What is the sampling capability, and why does it let a server request completions from the client's LLM?
Quick Answer
Sampling lets an MCP server send a sampling/createMessage request to the client, asking the client's already-configured LLM to generate a completion on the server's behalf, rather than the server needing its own model API key/access. This inverts the usual direction of MCP traffic — normally the client calls the server, but sampling is a server-initiated request. It exists because many servers need some LLM reasoning as part of their own logic (summarizing a large tool result before returning it, deciding how to phrase something) but shouldn't need to manage their own model credentials, incur separate API costs, or assume any specific model provider — they simply borrow whatever LLM the host/user has already set up, with the client staying in control of approving the request and picking the actual model to use.
Detailed Answer
Sampling is the one MCP primitive that flips the normal request direction. Instead of the client always initiating, the server asks the client for something.

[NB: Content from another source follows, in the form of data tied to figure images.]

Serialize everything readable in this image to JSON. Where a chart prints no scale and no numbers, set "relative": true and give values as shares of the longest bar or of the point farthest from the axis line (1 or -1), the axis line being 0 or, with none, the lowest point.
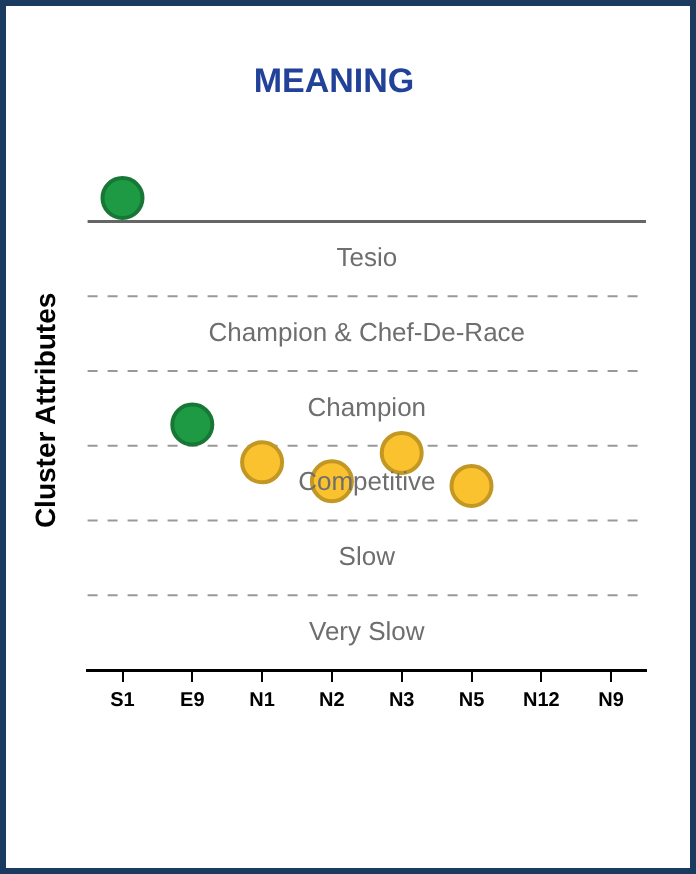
{
  "chart_data": {
    "type": "scatter",
    "title": "MEANING",
    "ylabel": "Cluster Attributes",
    "categories": [
      "S1",
      "E9",
      "N1",
      "N2",
      "N3",
      "N5",
      "N12",
      "N9"
    ],
    "values": [
      1,
      0.52,
      0.44,
      0.4,
      0.46,
      0.39,
      null,
      null
    ],
    "colors": [
      "#1e9a45",
      "#1e9a45",
      "#f9c22e",
      "#f9c22e",
      "#f9c22e",
      "#f9c22e",
      "#f9c22e",
      "#f9c22e"
    ],
    "relative": true,
    "ref_lines": [
      {
        "axis": "y",
        "value": 0.95,
        "color": "#666666"
      }
    ],
    "annotations": [
      "Tesio",
      "Champion & Chef-De-Race",
      "Champion",
      "Competitive",
      "Slow",
      "Very Slow"
    ],
    "grid": false,
    "legend": false,
    "marker": "circle"
  }
}
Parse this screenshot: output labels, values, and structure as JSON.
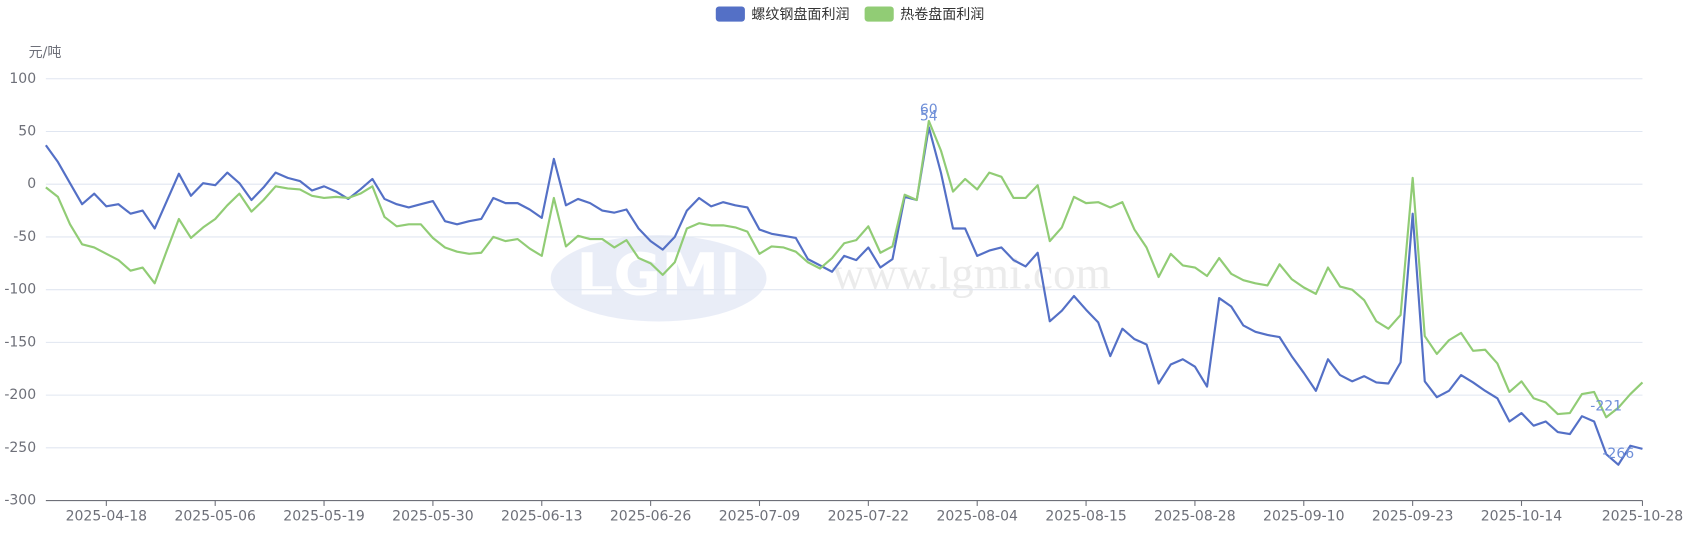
{
  "chart_data": {
    "type": "line",
    "y_unit": "元/吨",
    "watermark": "www.lgmi.com",
    "watermark_logo": "LGMI",
    "categories": [
      null,
      null,
      null,
      null,
      null,
      "2025-04-18",
      null,
      null,
      null,
      null,
      null,
      null,
      null,
      null,
      "2025-05-06",
      null,
      null,
      null,
      null,
      null,
      null,
      null,
      null,
      "2025-05-19",
      null,
      null,
      null,
      null,
      null,
      null,
      null,
      null,
      "2025-05-30",
      null,
      null,
      null,
      null,
      null,
      null,
      null,
      null,
      "2025-06-13",
      null,
      null,
      null,
      null,
      null,
      null,
      null,
      null,
      "2025-06-26",
      null,
      null,
      null,
      null,
      null,
      null,
      null,
      null,
      "2025-07-09",
      null,
      null,
      null,
      null,
      null,
      null,
      null,
      null,
      "2025-07-22",
      null,
      null,
      null,
      null,
      null,
      null,
      null,
      null,
      "2025-08-04",
      null,
      null,
      null,
      null,
      null,
      null,
      null,
      null,
      "2025-08-15",
      null,
      null,
      null,
      null,
      null,
      null,
      null,
      null,
      "2025-08-28",
      null,
      null,
      null,
      null,
      null,
      null,
      null,
      null,
      "2025-09-10",
      null,
      null,
      null,
      null,
      null,
      null,
      null,
      null,
      "2025-09-23",
      null,
      null,
      null,
      null,
      null,
      null,
      null,
      null,
      "2025-10-14",
      null,
      null,
      null,
      null,
      null,
      null,
      null,
      null,
      null,
      "2025-10-28"
    ],
    "series": [
      {
        "name": "螺纹钢盘面利润",
        "color": "#5470c6",
        "values": [
          37,
          21,
          1,
          -19,
          -9,
          -21,
          -19,
          -28,
          -25,
          -42,
          -16,
          10,
          -11,
          1,
          -1,
          11,
          1,
          -15,
          -3,
          11,
          6,
          3,
          -6,
          -2,
          -7,
          -14,
          -5,
          5,
          -14,
          -19,
          -22,
          -19,
          -16,
          -35,
          -38,
          -35,
          -33,
          -13,
          -18,
          -18,
          -24,
          -32,
          24,
          -20,
          -14,
          -18,
          -25,
          -27,
          -24,
          -42,
          -54,
          -62,
          -50,
          -25,
          -13,
          -21,
          -17,
          -20,
          -22,
          -43,
          -47,
          -49,
          -51,
          -71,
          -77,
          -83,
          -68,
          -72,
          -60,
          -79,
          -71,
          -12,
          -15,
          54,
          11,
          -42,
          -42,
          -68,
          -63,
          -60,
          -72,
          -78,
          -65,
          -130,
          -120,
          -106,
          -119,
          -131,
          -163,
          -137,
          -147,
          -152,
          -189,
          -171,
          -166,
          -173,
          -192,
          -108,
          -116,
          -134,
          -140,
          -143,
          -145,
          -163,
          -179,
          -196,
          -166,
          -181,
          -187,
          -182,
          -188,
          -189,
          -169,
          -28,
          -187,
          -202,
          -196,
          -181,
          -188,
          -196,
          -203,
          -225,
          -217,
          -229,
          -225,
          -235,
          -237,
          -220,
          -225,
          -256,
          -266,
          -248,
          -251
        ]
      },
      {
        "name": "热卷盘面利润",
        "color": "#91cc75",
        "values": [
          -3,
          -12,
          -38,
          -57,
          -60,
          -66,
          -72,
          -82,
          -79,
          -94,
          -63,
          -33,
          -51,
          -41,
          -33,
          -20,
          -9,
          -26,
          -15,
          -2,
          -4,
          -5,
          -11,
          -13,
          -12,
          -13,
          -9,
          -2,
          -31,
          -40,
          -38,
          -38,
          -51,
          -60,
          -64,
          -66,
          -65,
          -50,
          -54,
          -52,
          -61,
          -68,
          -13,
          -59,
          -49,
          -52,
          -52,
          -60,
          -53,
          -70,
          -75,
          -86,
          -74,
          -42,
          -37,
          -39,
          -39,
          -41,
          -45,
          -66,
          -59,
          -60,
          -64,
          -74,
          -80,
          -70,
          -56,
          -53,
          -40,
          -65,
          -59,
          -10,
          -15,
          60,
          32,
          -7,
          5,
          -5,
          11,
          7,
          -13,
          -13,
          -1,
          -54,
          -41,
          -12,
          -18,
          -17,
          -22,
          -17,
          -43,
          -60,
          -88,
          -66,
          -77,
          -79,
          -87,
          -70,
          -85,
          -91,
          -94,
          -96,
          -76,
          -90,
          -98,
          -104,
          -79,
          -97,
          -100,
          -110,
          -130,
          -137,
          -124,
          6,
          -144,
          -161,
          -148,
          -141,
          -158,
          -157,
          -170,
          -197,
          -187,
          -203,
          -207,
          -218,
          -217,
          -199,
          -197,
          -221,
          -212,
          -199,
          -188
        ]
      }
    ],
    "mark_points": [
      "max",
      "min"
    ],
    "ylim": [
      -300,
      100
    ],
    "yticks": [
      -300,
      -250,
      -200,
      -150,
      -100,
      -50,
      0,
      50,
      100
    ],
    "grid": true,
    "legend": "top"
  }
}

Why a server would want this
Imagine an MCP server that processes a large log file and needs a concise natural-language summary before returning it as a tool result. Dumping raw logs back to the model to summarize itself burns context on the client side. Giving the server its own separate LLM API key means extra cost, extra credential management, and ties it to one specific model provider. Instead, the server can just ask: "hey, client, can your LLM summarize this for me?"
// Server -> Client
{"method": "sampling/createMessage", "params": {
"messages": [{"role": "user", "content": {"type": "text", "text": "Summarize these logs: ..."}}],
"modelPreferences": {"intelligencePriority": 0.3, "speedPriority": 0.8},
"maxTokens": 200
}}
// Client -> Server (after the user approves, and the client's LLM generates a completion)
{"result": {
"role": "assistant",
"content": {"type": "text", "text": "3 errors occurred, all related to a database timeout."},
"model": "claude-sonnet-5",
"stopReason": "endTurn"
}}
Why this design instead of "servers just call an LLM API directly"
- No separate credentials or billing for the server to manage. It uses whatever model access the client/user already has.
- Model-agnostic. The server doesn't hardcode a dependency on any specific provider. The client decides which model actually services the request.
- Keeps a human in the loop. Sampling requests go through the client, so the client — and by extension the user — can review, modify, or reject the request before it's ever sent to a model. That matters, since the server is asking to spend the user's model budget and potentially see sensitive conversation context.
The tradeoff
A server using sampling depends on the client actually supporting and approving sampling requests. It's an optional capability, and a client is free to decline. A well-designed server should have a sensible fallback for clients that don't support sampling — returning the raw content, say, or a simpler non-LLM-based summary.